Le carte, che Panorama ha potuto visionare, mostrano infatti Borrelli particolarmente attivo nella ricerca della promozione. Tanto da coltivare rapporti coi «big» di Unicost, cioè Unità per la costituzione, la sua corrente. Circostanza, questa, che tuttavia Borrelli non ha mai rivelato al Consiglio superiore della magistratura. Il 9 febbraio 2019, per esempio, Borrelli scrive a Sirignano: «[…] dopo aver parlato con Mancinetti (Marco, consigliere del Csm, ndr) posso dire che ho sbagliato a non fare domanda per Torre Annunziata […]». Il giorno dopo, rispondendo all’amico che gli suggerisce maggiore cautela («Stai calmo. Io non posso prendere sempre questione per te»), il procuratore di Salerno aggiunge di aver discusso con un altro consigliere: «Io non sto dicendo niente. Mi sono limitato a dire che dopo aver parlato con Spina (Luigi, ndr) e Mancinetti ho capito che […] me lo prenderò a quel posto […]».

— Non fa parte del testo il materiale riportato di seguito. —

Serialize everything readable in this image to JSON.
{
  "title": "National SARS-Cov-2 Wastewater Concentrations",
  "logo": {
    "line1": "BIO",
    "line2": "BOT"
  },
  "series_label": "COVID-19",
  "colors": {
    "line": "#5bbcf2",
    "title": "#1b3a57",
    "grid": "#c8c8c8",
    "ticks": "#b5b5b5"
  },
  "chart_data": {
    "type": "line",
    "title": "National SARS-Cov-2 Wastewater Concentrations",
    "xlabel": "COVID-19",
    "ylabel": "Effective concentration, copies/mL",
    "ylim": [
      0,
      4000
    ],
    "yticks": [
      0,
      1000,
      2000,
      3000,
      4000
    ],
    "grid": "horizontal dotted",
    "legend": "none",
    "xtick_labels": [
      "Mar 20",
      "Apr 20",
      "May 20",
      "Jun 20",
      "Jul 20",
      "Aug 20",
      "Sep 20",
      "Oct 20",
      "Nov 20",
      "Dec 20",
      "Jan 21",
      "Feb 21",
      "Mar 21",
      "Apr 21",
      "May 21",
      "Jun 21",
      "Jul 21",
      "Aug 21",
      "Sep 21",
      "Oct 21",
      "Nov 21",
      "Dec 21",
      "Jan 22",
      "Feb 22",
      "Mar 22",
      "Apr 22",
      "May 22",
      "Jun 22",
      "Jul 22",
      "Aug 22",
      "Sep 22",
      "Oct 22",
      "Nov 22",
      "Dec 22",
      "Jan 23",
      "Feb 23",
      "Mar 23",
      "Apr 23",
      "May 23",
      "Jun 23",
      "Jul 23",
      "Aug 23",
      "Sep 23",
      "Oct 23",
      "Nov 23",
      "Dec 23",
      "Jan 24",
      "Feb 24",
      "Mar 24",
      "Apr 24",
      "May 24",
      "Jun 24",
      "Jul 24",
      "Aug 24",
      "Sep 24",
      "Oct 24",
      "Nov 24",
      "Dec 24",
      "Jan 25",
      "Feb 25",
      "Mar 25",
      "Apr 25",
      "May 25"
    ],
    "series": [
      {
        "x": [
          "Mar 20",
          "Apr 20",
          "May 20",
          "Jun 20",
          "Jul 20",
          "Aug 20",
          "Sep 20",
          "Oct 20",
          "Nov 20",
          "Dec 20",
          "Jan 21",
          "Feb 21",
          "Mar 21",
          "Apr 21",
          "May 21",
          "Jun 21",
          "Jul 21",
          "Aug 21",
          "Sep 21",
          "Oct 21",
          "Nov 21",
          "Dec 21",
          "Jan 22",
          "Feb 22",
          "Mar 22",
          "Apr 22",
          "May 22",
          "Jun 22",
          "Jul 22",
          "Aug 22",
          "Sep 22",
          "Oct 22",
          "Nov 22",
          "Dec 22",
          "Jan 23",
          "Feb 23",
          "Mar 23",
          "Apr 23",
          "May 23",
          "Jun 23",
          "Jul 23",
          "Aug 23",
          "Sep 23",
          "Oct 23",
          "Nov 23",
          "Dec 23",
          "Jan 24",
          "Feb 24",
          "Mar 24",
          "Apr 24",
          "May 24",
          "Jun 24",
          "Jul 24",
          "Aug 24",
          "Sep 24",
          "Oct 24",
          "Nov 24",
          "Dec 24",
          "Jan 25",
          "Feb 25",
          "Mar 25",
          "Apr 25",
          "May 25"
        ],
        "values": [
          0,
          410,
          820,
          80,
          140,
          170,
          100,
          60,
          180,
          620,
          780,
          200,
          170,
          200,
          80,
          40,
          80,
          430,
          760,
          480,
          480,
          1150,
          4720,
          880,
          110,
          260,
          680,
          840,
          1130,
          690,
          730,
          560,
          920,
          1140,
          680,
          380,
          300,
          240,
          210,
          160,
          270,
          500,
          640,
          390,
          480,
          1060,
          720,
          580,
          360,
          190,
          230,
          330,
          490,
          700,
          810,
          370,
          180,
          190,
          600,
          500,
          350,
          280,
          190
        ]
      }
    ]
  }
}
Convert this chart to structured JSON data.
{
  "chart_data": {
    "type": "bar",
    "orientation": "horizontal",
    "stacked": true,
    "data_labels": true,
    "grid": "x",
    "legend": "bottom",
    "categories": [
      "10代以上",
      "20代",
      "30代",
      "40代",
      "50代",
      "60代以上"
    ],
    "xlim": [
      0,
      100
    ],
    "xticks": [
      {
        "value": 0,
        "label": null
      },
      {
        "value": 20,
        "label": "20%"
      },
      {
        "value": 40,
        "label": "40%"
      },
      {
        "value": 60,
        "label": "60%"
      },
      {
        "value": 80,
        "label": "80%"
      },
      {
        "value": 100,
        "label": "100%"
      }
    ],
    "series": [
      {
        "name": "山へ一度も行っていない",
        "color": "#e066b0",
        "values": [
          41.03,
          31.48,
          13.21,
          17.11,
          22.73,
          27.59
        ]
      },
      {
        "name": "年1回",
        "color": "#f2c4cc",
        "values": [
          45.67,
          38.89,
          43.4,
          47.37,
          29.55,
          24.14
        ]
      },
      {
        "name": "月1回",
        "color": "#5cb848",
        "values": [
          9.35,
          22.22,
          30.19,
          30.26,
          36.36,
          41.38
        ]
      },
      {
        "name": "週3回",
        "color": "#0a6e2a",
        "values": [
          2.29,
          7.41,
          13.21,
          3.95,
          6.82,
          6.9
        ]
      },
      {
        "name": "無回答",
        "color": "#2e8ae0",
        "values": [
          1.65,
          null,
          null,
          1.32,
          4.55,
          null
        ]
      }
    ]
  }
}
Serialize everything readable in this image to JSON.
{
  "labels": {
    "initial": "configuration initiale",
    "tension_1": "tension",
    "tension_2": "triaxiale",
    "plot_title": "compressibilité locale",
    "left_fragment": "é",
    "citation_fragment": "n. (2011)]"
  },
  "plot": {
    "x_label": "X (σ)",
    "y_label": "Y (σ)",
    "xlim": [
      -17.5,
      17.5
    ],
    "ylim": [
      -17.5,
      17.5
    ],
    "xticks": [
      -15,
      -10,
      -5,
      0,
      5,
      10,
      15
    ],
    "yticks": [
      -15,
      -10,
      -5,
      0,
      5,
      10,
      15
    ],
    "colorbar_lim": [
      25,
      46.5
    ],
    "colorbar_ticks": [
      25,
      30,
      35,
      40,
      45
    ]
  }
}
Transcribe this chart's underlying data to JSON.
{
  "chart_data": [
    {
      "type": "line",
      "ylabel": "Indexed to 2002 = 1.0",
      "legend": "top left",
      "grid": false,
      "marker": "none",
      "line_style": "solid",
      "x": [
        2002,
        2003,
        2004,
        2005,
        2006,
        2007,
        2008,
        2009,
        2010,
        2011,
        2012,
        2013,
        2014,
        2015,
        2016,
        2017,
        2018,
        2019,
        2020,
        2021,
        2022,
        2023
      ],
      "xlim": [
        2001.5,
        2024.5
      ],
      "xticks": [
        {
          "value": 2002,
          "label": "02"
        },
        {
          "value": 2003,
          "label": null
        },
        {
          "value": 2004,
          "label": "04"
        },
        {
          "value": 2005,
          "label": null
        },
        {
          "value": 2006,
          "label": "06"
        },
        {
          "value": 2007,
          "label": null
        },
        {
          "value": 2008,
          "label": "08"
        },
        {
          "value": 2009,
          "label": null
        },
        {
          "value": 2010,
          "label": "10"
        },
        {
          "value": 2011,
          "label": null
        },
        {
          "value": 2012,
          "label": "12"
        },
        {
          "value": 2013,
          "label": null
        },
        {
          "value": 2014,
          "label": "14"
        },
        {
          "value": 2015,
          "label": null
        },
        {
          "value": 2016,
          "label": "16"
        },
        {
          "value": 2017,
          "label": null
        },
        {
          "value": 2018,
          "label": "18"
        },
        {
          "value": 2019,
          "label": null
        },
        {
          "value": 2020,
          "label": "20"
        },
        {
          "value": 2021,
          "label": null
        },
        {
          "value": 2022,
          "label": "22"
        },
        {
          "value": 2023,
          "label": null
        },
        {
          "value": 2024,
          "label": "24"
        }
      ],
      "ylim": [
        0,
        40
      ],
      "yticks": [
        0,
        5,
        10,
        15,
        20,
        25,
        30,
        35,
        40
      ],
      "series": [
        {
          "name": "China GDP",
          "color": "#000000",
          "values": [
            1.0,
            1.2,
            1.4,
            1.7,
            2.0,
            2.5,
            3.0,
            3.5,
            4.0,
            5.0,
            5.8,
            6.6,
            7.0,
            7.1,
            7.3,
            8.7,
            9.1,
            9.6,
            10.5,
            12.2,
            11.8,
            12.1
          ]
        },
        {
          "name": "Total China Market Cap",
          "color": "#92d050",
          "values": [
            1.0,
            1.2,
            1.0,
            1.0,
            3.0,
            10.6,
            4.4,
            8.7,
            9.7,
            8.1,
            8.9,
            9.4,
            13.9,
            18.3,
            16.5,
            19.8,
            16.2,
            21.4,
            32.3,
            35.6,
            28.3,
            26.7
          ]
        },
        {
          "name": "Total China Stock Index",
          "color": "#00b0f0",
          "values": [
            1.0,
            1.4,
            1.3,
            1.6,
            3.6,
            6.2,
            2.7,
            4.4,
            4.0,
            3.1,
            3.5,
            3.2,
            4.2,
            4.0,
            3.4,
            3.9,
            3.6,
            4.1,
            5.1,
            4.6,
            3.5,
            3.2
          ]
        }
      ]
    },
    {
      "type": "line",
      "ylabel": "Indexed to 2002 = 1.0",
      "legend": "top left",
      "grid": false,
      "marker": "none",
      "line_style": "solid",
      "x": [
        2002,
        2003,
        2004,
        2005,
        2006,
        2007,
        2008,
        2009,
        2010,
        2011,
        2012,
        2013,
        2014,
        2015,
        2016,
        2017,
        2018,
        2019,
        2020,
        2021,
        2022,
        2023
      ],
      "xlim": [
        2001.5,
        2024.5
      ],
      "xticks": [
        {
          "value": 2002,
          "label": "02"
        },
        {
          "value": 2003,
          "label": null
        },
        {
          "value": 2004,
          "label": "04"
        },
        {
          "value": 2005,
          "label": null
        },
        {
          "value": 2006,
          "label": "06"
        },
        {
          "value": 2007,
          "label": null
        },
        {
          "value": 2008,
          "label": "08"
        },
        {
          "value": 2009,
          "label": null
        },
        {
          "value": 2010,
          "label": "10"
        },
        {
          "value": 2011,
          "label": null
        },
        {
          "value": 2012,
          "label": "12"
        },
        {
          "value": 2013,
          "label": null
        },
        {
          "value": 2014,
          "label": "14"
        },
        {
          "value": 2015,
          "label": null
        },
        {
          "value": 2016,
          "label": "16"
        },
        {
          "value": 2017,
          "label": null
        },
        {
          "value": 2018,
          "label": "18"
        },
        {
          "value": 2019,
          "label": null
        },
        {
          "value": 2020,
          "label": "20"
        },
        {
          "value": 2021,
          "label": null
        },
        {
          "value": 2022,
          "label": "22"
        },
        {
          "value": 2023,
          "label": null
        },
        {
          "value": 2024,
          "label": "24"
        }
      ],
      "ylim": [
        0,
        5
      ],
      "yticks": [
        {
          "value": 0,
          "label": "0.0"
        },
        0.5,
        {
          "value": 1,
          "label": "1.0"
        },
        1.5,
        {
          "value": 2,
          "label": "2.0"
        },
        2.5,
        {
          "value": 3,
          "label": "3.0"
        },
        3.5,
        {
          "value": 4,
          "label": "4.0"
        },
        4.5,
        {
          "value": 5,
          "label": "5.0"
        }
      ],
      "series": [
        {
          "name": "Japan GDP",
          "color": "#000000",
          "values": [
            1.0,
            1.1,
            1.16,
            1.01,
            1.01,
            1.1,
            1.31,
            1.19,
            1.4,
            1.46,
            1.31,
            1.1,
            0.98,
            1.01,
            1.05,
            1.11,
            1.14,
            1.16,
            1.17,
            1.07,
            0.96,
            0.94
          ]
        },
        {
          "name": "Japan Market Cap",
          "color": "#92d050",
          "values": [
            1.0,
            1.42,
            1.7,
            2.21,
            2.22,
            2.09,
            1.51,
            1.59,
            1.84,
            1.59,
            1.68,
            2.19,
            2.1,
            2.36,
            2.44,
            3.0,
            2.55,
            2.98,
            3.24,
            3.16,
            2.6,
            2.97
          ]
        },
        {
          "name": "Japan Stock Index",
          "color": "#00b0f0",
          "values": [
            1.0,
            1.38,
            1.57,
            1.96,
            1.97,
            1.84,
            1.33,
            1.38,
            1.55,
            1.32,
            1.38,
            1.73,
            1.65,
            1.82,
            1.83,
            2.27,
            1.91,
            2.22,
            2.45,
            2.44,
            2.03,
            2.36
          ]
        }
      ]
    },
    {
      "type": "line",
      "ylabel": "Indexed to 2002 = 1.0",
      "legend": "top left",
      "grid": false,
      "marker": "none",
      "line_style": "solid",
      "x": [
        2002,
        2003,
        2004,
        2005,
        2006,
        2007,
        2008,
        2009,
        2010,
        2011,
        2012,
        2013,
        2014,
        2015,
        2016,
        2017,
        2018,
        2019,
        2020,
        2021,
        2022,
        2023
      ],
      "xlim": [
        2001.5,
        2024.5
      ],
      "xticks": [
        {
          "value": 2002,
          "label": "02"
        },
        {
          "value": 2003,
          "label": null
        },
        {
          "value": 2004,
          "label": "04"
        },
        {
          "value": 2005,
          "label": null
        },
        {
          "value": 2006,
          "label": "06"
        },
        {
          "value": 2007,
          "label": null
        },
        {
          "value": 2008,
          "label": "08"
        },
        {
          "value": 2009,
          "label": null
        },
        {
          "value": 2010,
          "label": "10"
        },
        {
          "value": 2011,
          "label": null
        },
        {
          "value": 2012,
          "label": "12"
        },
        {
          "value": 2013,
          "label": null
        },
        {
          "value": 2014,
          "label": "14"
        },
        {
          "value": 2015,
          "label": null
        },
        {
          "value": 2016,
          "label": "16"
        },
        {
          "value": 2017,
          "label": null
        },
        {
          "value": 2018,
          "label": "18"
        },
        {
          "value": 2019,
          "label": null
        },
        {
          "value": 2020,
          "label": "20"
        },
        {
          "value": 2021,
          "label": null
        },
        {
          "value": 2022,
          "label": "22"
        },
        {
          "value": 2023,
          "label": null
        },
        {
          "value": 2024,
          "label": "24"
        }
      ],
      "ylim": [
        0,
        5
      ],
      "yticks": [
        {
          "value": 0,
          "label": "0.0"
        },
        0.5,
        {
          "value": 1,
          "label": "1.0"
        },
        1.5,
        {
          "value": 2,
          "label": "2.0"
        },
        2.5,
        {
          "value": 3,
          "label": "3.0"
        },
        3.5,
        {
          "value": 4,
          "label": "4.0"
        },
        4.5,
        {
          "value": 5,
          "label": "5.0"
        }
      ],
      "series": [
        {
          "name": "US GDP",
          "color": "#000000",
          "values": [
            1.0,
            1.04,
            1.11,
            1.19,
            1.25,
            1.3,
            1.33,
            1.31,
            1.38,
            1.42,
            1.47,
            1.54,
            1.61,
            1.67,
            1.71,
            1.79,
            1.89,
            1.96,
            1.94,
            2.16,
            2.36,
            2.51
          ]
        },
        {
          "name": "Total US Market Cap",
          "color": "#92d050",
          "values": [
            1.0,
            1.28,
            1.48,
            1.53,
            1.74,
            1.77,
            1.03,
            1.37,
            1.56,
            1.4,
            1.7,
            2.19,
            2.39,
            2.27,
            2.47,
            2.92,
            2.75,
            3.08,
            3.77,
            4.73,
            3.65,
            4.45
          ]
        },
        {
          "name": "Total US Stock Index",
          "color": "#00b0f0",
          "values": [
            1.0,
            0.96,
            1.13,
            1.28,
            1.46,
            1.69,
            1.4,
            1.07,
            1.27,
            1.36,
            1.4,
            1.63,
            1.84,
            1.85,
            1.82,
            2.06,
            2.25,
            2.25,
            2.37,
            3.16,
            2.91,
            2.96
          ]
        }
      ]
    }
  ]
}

Borrelli sa bene che le possibilità di arrivare a Perugia passano per Palamara. Nulla di male. All’epoca, l’ex presidente dell’Anm non risulta indagato. In una conversazione del 3 marzo tra Palamara e Massimo Forciniti, altro leader di Unicost, si legge: «Palamara […] ha appreso […] che Borrelli al corso per dirigenti di Firenze ha detto […] di essere certo di avere l’appoggio di Unicost per il posto di procuratore a Perugia, aggiungendo di aver avuto conferma della regia di Palamara […]». E, proprio con quest’ultimo, il candidato si vede due volte nel marzo 2019.
La prima al ristorante «20 e 20», a Roma, per un incontro a cui partecipano anche Forciniti e Spina. La seconda in Abruzzo. È Palamara a raccontarlo a Spina. Leggiamo nel brogliaccio, il riassuntino delle intercettazioni: «In merito al convegno di ieri a Roccaraso, Palamara dice di aver fatto molto bene ad andare perché sono riusciti a smussare gli angoli […] Palamara dice che essendo presente anche Giuseppe Borrelli lo ha invitato a parlare, verosimilmente, con Marco Mancinetti per stemperare gli animi […]».
Dunque, tra marzo e aprile 2019, Borrelli è parte integrante della trattativa per la Procura umbra sia direttamente sia tramite Spina. A maggio però il «mercato delle nomine» scatena il finimondo. Temendo di finire in quel frullatore impazzito, Borrelli registra di nascosto per ben due volte Sirignano, avendo probabilmente compreso le insidie nascoste negli spezzoni delle intercettazioni. Soprattutto riguardo ai suoi pregressi rapporti con Spina, incaricatosi – come emerge dagli atti – di comunicare allo stesso Borrelli la volontà di una toga capitolina, Stefano Fava, di denunciare per un presunto conflitto d’interessi il procuratore aggiunto Paolo Ielo a Perugia. Procura in cui era incardinato pure il procedimento contro Palamara. Un cortocircuito perfetto.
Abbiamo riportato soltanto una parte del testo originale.